Friendly JetBlue guy: Really, you’re big for two.

Weston: Yeah, I’m a big boy. I eat all my dinner all gone and get strong muscles.

Alone Time

The other day, we were leaving to go visit Julie, Goddess of the Internet and Weston walked in a different room and said, “I need just a little bit more alone time.” Sometimes this means he has to poop…sometimes it just means he’s a little cranky. A few days ago, Weston and Julia were playing with their new castle and weaving elaborate tales of adventure. Julia was holding the prince and princess and said, “He (the prince) is going to kill all of these guys because they need a little alone time.” A little drastic, eh?

I married a hottie.

It was a little chilly and Weston was rubbing his hand on Claire’s sleeve which must have generated some heat because he said, “Mama, you’re hot.” Claire was flattered for a second or two and responded with an emphatic “Thank you!”

Pixar

Jack-Jack

It always warms my heart to hear my kids quoting lines from Pixar movies…here are a few examples:

Weston, this is not about you! -Julia (The Incredibles)

That’s not funny — and I know funny! -Weston (Nemo)

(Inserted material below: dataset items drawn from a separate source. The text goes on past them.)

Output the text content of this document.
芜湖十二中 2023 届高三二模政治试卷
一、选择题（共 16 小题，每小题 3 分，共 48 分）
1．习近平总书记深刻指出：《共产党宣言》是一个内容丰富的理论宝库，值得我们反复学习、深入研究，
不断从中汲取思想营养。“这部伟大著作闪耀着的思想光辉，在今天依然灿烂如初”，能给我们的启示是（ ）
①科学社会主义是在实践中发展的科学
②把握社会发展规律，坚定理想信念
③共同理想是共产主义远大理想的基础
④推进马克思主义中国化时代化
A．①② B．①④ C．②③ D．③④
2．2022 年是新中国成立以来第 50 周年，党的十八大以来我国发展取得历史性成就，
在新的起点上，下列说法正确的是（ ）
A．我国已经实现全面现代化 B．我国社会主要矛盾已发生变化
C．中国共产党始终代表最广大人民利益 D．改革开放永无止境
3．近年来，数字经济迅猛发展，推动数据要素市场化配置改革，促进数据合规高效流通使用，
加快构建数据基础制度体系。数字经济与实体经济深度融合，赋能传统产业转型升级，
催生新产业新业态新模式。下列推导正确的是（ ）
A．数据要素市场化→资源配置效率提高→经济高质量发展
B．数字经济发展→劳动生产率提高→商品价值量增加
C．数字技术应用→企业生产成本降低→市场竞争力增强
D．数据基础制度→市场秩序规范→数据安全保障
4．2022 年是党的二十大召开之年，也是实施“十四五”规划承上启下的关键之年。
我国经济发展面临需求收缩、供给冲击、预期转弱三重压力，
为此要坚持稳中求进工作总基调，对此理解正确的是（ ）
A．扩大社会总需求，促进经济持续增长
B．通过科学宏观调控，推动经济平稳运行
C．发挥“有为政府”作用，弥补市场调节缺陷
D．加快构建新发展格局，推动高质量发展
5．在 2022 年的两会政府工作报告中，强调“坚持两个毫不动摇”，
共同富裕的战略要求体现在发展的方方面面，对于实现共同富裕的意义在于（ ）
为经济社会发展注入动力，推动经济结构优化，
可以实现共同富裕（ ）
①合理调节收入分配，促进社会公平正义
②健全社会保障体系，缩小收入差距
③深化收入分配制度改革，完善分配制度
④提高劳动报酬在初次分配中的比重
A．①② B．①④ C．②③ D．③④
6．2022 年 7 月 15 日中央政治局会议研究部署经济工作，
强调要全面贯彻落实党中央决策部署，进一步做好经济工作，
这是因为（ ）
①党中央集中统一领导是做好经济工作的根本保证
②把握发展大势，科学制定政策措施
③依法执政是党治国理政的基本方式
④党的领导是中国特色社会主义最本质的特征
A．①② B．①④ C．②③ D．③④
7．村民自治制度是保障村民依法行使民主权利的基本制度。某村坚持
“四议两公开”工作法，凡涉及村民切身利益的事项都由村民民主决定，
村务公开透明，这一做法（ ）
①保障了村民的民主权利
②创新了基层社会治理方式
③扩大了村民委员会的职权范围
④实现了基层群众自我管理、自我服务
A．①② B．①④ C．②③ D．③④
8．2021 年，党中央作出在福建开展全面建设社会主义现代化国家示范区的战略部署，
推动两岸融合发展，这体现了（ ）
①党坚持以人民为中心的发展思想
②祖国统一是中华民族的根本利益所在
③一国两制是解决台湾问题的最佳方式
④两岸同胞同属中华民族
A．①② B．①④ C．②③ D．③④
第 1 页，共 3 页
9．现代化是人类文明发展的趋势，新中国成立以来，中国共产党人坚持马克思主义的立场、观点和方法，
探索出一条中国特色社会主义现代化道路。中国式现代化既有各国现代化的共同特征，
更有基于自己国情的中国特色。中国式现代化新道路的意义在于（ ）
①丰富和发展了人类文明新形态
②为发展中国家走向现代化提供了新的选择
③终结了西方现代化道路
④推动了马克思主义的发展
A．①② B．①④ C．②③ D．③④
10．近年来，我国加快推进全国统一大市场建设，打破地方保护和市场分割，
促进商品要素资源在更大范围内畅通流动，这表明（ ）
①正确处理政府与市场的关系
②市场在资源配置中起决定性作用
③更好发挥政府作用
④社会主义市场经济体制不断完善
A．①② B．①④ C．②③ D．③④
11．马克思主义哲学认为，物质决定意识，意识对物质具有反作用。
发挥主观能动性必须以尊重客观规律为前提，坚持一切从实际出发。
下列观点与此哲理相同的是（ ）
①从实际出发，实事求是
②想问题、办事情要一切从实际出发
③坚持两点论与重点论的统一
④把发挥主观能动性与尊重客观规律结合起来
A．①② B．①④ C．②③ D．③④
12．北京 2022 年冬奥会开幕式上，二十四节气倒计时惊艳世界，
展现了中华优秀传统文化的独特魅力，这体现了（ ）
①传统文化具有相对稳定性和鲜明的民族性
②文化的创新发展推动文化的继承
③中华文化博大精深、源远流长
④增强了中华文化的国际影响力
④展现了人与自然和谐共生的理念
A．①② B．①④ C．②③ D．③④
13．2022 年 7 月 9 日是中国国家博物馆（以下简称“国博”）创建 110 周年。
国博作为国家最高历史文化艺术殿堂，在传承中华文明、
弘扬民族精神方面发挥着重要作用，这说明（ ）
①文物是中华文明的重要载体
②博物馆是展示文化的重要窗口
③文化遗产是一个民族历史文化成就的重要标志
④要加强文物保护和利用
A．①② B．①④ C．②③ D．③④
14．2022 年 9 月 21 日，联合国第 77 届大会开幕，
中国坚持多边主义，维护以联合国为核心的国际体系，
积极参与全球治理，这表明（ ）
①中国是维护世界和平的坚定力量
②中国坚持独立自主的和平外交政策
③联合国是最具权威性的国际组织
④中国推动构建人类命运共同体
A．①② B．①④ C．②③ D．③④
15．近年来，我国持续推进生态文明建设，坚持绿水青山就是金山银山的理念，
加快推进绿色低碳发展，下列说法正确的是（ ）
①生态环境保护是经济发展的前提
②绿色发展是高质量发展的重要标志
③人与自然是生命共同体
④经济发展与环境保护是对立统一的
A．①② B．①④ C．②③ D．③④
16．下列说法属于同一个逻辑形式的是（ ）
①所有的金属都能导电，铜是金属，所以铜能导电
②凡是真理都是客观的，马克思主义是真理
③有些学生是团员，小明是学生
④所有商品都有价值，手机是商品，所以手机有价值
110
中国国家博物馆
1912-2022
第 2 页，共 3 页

Why are you sleeping? -Weston (Nemo)

He touched the butt! -Weston (Nemo)

King Con

King Con

One of our kids’ favorite pastimes is standing on the window sill and watching the people below on Broadway. Because of Conrad’s bull-legged stance, unintelligible grunting noises, and constant banging on the window, I told Claire that he looked like King Kong. Weston thought that was funny and said, “His name is Conrad, not King Con.”

Jellyfish

Weston in Georgetown, MA

Claire: “Do you know who was really stung by a jellyfish?”

Julia: “Who??”

Rich: “I was stung by a jellyfish.”

Julia: “Tell us the story, Papa.”

Rich: “Well…”

Weston interrupts: “Once upon a time, Papa got stingeded.”

Rich: “The end.”

Under the Sea

new england aquarium

Despite my pleading, Claire would not let us take the $15 Fung Wah bus to Boston this Thanksgiving. That didn’t stop Julia from throwing up and we had two eruptions on the way. The difference was this time we could pull over and clean ourselves up. Maybe Claire is right about the bus.

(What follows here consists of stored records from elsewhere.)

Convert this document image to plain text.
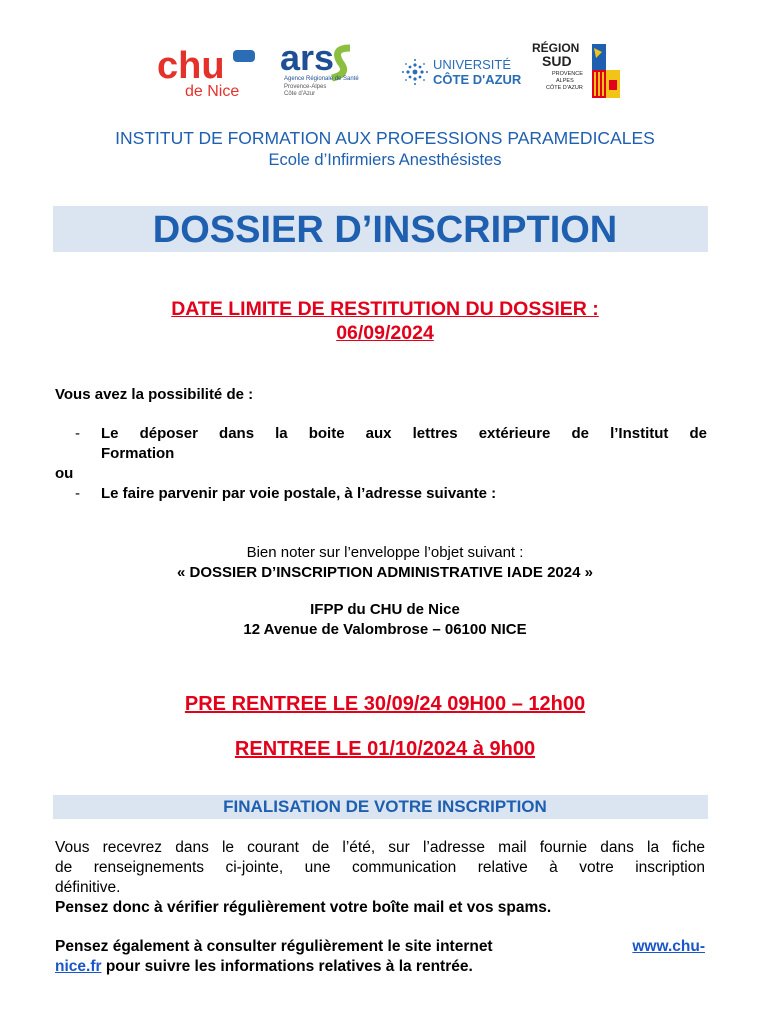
chu
de Nice
ars
Agence Régionale de Santé
Provence-Alpes
Côte d'Azur
UNIVERSITÉ
CÔTE D'AZUR
RÉGION
SUD
PROVENCE
ALPES
CÔTE D'AZUR
INSTITUT DE FORMATION AUX PROFESSIONS PARAMEDICALES
Ecole d’Infirmiers Anesthésistes
DOSSIER D’INSCRIPTION
DATE LIMITE DE RESTITUTION DU DOSSIER :
06/09/2024
Vous avez la possibilité de :
- Le déposer dans la boite aux lettres extérieure de l’Institut de
Formation
ou
- Le faire parvenir par voie postale, à l’adresse suivante :
Bien noter sur l’enveloppe l’objet suivant :
« DOSSIER D’INSCRIPTION ADMINISTRATIVE IADE 2024 »
IFPP du CHU de Nice
12 Avenue de Valombrose – 06100 NICE
PRE RENTREE LE 30/09/24 09H00 – 12h00
RENTREE LE 01/10/2024 à 9h00
FINALISATION DE VOTRE INSCRIPTION
Vous recevrez dans le courant de l’été, sur l’adresse mail fournie dans la fiche
de renseignements ci-jointe, une communication relative à votre inscription
définitive.
Pensez donc à vérifier régulièrement votre boîte mail et vos spams.
Pensez également à consulter régulièrement le site internet	www.chu-
nice.fr pour suivre les informations relatives à la rentrée.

We wound up having a great time. One highlight was the New England Aquarium. There we took the kids to their first IMAX experience. We were told the tamest show playing was Deep Sea 3D, but I guess everything is relative. I carefully balanced the 3D glasses on Weston’s nose and watched closely and tried to gauge his reaction. Right after the opening credits a fish swam toward us and Weston let out an extremely impressive scream. I quickly removed the glasses and he calmed down. I kept putting the glasses back on, hoping he’d get used to it. It was like flipping a light switch off and on. If I put the glasses on, he’d scream. If I took them off, he’d be quiet. I felt bad because he could either be frightened or watch blurry patterns move across the screen (The movie is meant to be watched in 3D). Julia, on the other hand, had the time of her life. She was standing and trying to grab the jellyfish that appeared to be swimming in front of her. I imagine she was a quite a nuisance for the lady with poofy white hair who was sitting in front of us. I was worried it was going to be another instance like the hot dog at the Mets game.

Weston enjoyed the aquarium much more than the movie and loved watching the sharks swim by. Julia walked around the aquarium like a jellyfish bobbing up and down. So, Julia is now “Princess Julia Jellyfish” and Weston is “Please-don’t-eat-me-I’m-too-young-to-die Weston.”